Search code examples
rdata-sciencemdsmulti-dimensional-scaling

What is the difference between metric and non-metric MDS for a beginner?


I am fairly new to data science and would like to know in simple words (like teaching your grandmother) what the difference between metric and non-metric Multidimensional scaling is.

I have been googling for 2 days and watching different videos and wasn't able to quite understand some of the terms people are using to describe the difference, maybe I am lacking some basic knowledge but I don't know in which area so if you have an idea of what I should have a firm understanding of before tackling this subject, I would appreciate the advice. Here is what I know:

Multidimensional scaling is a way of reducing dimensions to be able to visualize or represent data in a more friendly manner. I know that there are several ways for MDS like metric and non metric, PCA and FA (maybe FA is a part of PCA, I'm not sure).

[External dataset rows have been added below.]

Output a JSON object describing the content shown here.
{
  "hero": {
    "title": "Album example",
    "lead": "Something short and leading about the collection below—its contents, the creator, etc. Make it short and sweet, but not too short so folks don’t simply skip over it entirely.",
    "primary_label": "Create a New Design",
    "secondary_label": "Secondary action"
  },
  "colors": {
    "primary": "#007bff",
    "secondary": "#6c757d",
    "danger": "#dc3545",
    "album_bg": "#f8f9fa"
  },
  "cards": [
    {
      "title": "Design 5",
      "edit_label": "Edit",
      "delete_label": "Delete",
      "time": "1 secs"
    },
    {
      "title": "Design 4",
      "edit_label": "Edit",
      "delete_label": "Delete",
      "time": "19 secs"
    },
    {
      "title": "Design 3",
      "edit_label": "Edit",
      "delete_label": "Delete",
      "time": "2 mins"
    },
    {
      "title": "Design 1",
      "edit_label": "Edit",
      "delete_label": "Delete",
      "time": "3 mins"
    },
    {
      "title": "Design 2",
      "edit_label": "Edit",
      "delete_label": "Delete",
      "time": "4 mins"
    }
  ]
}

The example I am trying to apply this on is a set of data showing different cities and attributes related to these cities. For example, on a score from 1-7 (1 lowest - 7 highest), this is the score of each city and the corresponding attribute.

          **Clean**      **Friendly**     **Expensive**     **Beautiful**          

Berlin----------- 4 --------------------- 2-----------------------5------------------------6

Geneva---------6 --------------------- 3-----------------------7------------------------7

Paris------------ 3 --------------------- 4-----------------------6------------------------7

Barcelona----- 2 --------------------- 6-----------------------3------------------------4

How do I know if I should be using metric or non-metric MDS. Are there general rules of thumb or simple logic that I can use to decide without going deep into the technical process.

Thank you


Solution

  • Well, I might not be able to give you a specific answer but a simple answer would be that metric MDS already has the input matrix in the form of distances (i.e. actual distances between cities) and therefore the distances have meaning in the input matrix and create a map of actual physical locations from those distances.

    In non-metric MDS, the distances are just a representation of the rankings (i.e. high as in 7 or low as in 1) and they do not have any meaning on their own but they are needed to create the map using euclidean geometry and the map then just shows the similarity in rankings represented by distances between coordinates on the map.